Covid, injustice, climate change: Boris Johnson must do more to crack the crises

© UK Parliament/Jessica Taylor

When President Biden comes to Britain, it’s up to the Prime Minister to make sure he sees a country he can do business with. As the new President told the world in his inauguration address: any one of the “cascading crises” that the world now faces “would be enough to challenge us in profound ways. But the fact that we face them all at once, presents this nation with the gravest of responsibilities”. Yet we cannot, and should not, expect America to save the world. As the 2021 President of the G7, Boris Johnson will have to do more, in the words of a new campaign launching today, to “crack the crises” and bring all the other countries behind a shared plan to tackle Covid, injustice and climate change.

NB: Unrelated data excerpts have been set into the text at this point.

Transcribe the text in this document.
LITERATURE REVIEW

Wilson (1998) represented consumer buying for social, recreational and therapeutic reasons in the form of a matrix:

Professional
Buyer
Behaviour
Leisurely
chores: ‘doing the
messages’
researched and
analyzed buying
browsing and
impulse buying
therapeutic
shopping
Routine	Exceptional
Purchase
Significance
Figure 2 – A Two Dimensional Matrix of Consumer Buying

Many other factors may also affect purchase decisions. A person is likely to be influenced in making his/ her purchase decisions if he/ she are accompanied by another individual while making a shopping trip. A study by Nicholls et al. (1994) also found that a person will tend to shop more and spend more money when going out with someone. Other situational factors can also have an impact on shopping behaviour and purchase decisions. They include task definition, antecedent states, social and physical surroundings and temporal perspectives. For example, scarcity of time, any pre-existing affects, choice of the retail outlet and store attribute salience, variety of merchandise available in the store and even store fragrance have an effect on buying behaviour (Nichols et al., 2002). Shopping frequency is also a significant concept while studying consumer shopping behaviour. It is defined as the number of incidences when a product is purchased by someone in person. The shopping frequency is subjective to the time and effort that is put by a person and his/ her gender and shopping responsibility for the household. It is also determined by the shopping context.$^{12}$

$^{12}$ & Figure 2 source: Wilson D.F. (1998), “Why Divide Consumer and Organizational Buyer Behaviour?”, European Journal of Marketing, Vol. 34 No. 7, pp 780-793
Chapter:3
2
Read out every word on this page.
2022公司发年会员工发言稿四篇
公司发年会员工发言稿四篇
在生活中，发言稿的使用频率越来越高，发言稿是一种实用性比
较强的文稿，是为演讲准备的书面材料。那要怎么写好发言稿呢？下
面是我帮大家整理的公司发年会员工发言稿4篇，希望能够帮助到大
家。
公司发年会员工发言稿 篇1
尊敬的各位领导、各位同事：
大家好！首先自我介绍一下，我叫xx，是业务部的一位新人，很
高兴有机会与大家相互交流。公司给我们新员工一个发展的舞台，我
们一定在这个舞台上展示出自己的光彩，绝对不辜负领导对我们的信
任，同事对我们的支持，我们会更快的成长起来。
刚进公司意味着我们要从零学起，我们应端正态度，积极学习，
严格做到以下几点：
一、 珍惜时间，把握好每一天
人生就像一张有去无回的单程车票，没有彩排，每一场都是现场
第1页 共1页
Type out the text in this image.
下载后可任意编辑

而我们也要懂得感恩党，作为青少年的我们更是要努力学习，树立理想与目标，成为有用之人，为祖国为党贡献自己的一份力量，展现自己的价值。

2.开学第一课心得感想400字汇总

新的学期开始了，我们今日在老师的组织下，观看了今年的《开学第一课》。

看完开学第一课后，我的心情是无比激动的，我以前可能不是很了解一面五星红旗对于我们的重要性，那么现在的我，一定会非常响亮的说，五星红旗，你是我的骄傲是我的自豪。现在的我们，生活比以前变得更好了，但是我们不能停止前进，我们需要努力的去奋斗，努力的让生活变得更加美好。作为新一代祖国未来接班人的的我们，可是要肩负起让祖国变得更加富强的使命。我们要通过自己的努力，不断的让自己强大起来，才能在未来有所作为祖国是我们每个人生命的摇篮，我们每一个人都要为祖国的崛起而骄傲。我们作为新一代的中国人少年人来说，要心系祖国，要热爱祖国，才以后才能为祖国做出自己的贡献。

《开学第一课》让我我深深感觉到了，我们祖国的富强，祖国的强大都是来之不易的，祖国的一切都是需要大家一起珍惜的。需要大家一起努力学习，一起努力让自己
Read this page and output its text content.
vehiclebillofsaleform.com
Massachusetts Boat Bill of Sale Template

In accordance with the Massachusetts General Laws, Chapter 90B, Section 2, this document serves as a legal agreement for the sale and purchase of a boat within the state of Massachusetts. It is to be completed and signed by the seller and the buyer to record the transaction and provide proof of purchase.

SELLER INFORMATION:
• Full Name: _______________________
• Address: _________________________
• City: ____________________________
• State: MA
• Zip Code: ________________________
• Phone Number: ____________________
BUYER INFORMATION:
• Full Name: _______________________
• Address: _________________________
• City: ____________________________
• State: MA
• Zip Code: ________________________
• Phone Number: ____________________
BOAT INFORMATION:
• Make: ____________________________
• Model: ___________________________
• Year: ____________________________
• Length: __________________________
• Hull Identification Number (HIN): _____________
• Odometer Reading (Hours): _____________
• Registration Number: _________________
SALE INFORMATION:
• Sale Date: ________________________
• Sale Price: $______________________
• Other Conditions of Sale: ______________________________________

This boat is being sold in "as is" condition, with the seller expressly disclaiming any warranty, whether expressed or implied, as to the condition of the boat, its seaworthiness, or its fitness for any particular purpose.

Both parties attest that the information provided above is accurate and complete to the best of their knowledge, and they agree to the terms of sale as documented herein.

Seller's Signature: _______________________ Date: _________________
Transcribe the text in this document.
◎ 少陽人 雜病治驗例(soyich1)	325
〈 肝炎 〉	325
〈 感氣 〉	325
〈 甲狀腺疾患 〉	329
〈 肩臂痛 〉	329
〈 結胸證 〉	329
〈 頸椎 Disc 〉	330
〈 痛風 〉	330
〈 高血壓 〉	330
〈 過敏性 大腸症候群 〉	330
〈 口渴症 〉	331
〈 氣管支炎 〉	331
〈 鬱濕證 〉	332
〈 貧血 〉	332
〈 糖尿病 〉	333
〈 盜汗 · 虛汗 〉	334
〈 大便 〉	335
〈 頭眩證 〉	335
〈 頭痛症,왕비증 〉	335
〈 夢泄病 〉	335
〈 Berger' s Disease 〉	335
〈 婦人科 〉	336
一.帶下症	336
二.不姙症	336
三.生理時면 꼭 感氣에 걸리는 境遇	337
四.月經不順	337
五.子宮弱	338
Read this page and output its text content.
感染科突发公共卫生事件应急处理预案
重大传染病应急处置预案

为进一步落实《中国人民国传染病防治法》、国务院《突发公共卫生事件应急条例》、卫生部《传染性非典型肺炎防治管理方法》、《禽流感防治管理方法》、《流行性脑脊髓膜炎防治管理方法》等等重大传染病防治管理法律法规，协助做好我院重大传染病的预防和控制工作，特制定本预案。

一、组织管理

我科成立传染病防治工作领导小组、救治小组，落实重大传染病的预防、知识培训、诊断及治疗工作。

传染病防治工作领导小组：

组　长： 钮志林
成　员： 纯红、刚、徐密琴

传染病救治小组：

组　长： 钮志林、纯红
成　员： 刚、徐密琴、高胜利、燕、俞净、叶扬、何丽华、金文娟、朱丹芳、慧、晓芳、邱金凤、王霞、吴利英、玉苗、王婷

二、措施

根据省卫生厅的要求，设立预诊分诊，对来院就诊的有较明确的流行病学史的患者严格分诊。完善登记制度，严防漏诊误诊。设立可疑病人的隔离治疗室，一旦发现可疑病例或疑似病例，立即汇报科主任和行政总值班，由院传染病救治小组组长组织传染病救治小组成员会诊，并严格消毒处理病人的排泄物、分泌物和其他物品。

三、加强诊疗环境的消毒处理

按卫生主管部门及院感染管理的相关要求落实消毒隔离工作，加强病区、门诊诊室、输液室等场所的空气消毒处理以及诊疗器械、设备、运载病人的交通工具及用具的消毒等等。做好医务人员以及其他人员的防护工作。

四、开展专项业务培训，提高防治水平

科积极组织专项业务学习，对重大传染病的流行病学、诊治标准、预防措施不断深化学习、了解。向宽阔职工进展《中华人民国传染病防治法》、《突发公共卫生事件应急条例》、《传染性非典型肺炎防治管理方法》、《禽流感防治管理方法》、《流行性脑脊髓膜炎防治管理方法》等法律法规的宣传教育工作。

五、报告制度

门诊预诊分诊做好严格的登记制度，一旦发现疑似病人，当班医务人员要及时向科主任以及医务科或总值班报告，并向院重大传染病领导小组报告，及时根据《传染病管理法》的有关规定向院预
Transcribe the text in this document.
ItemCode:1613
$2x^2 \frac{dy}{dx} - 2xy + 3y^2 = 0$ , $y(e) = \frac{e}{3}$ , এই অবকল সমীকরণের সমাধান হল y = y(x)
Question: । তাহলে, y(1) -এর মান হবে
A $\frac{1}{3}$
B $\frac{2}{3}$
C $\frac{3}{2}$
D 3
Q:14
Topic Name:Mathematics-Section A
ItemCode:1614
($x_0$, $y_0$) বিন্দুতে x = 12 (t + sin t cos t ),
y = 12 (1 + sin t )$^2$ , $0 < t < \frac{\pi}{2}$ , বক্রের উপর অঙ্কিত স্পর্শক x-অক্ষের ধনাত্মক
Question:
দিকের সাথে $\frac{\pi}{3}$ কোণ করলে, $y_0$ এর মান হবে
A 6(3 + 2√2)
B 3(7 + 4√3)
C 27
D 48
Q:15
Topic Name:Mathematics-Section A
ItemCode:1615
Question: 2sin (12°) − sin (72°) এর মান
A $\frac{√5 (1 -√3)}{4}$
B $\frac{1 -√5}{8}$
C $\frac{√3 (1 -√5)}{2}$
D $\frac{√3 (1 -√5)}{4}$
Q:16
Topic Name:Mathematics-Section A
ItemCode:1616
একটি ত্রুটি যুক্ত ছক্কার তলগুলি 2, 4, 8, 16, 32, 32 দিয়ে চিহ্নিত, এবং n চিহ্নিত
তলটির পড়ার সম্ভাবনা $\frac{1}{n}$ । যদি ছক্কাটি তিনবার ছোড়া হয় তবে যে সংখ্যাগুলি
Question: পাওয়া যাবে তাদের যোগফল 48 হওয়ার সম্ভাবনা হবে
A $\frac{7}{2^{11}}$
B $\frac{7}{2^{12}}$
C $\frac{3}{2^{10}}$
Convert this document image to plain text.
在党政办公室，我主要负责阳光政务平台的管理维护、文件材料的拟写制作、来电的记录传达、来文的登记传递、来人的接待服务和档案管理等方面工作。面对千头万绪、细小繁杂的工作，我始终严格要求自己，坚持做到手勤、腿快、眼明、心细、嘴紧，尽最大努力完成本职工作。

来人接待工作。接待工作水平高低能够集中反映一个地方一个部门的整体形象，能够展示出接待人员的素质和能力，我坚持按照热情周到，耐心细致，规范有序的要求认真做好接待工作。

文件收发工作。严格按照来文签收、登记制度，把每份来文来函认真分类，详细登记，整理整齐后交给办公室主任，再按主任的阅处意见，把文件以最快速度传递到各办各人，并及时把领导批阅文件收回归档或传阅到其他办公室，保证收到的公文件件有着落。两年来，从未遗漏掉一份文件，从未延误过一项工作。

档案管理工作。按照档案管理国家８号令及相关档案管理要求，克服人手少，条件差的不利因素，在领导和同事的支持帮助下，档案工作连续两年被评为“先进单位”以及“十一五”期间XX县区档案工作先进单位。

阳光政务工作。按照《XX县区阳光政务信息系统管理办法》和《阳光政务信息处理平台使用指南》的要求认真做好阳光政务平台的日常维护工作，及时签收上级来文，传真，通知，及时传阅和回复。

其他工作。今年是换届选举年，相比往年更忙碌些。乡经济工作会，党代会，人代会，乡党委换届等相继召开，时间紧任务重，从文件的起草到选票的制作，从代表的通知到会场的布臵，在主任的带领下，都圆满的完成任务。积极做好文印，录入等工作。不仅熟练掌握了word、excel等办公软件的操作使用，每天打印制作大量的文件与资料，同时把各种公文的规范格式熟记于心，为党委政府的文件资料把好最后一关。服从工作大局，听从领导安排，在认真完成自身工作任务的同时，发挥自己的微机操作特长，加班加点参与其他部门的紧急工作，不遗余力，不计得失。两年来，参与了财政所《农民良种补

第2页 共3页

Without global leadership, the G7 has been paralysed since 2018. With Donald Trump signing up to a communique at the end of the Vancouver summit, only to trash the agreement on Twitter on the flight back to Washington, the writing was on the wall. The following G7 summit in Biarritz didn’t even have a communique for leaders to sign up to, and the one due in Camp David was cancelled by the host: Donald Trump.

So when Biden comes to Britain, and the eyes of the world alight on Carbis Bay in Cornwall in June, the stakes could not be higher. With half of the economies of the world in recession and the IMF describing the economic impact of Covid as the worst since the Great Depression of the 1930s, global growth this year will inevitably be driven by China and India. We need both to kick-start the global economy in the same way the G20 London Summit did in 2009 and tackle global poverty as the United Kingdom did by meeting the UN’s 0.7% aid commitment at the G7 summit in Lough Erne in 2013.

With the World Bank predicting that 150 million people have been pushed back into poverty since the start of the crisis and will be living on less than £1.50 per day, now is not the time to cut aid and turn our backs to the world. The secondary impacts of Covid are hitting the poorest hardest, both at home and abroad. The role of leadership is to put first those who have fallen furthest behind.

New polling released by the Crack the Crises campaign today shows that this is not just our view as former ministers, but that of the majority of the British public too. 57% of people think governments should keep their promises even if it’s hard to do, or circumstances change. Only 27% oppose this. Meanwhile, majorities see Covid, injustice and climate change as issues that can only be tackled through global cooperation, not by each country going it alone.

It isn’t hard to see what is driving this new spirit of solidarity. From applauding NHS frontline workers, while rejecting anti-vax disinformation and vaccine nationalism, to standing for racial justice and demanding a just transition to net zero, we have all had a year during which we have had to act local but also think global. For this was the year that Britain answered the call of a 23-year-old footballer and a 100-year-old veteran. Amid the tragedy and the horror, of both the pandemic and the recession, Britain has found a new hope.

This new hope has brought together organisations representing more than 10 million people across the UK, uniting to demand concerted action on Covid, climate change and help for struggling communities at home and abroad. The new coalition, ‘Crack the Crises’, is calling on the UK government to demonstrate leadership on the global stage. The coalition unites nature, development, climate change and UK social justice groups with a shared strategy: urging a just and green recovery. Members range from 100-year-old global organisations to local start-ups.

Of the crises that President Biden listed in his inaugural address, the one we have the most optimism about is “America’s role in the world”. The others – “a raging virus, growing inequality, the sting of systemic racism, a climate in crisis” – will require a global response. His call to the citizens of his own country is a rallying call to the citizens of every country: “Will we rise to this occasion? Will we meet our obligations and pass along a new and better world for our children?”. The answer starts in Carbis Bay, in Cornwall, England. But it also must run through the COP climate summit, in Glasgow, Scotland. The eyes of the world are on the UK and the only way to Crack the Crises is with a unity of purpose that we must rediscover again.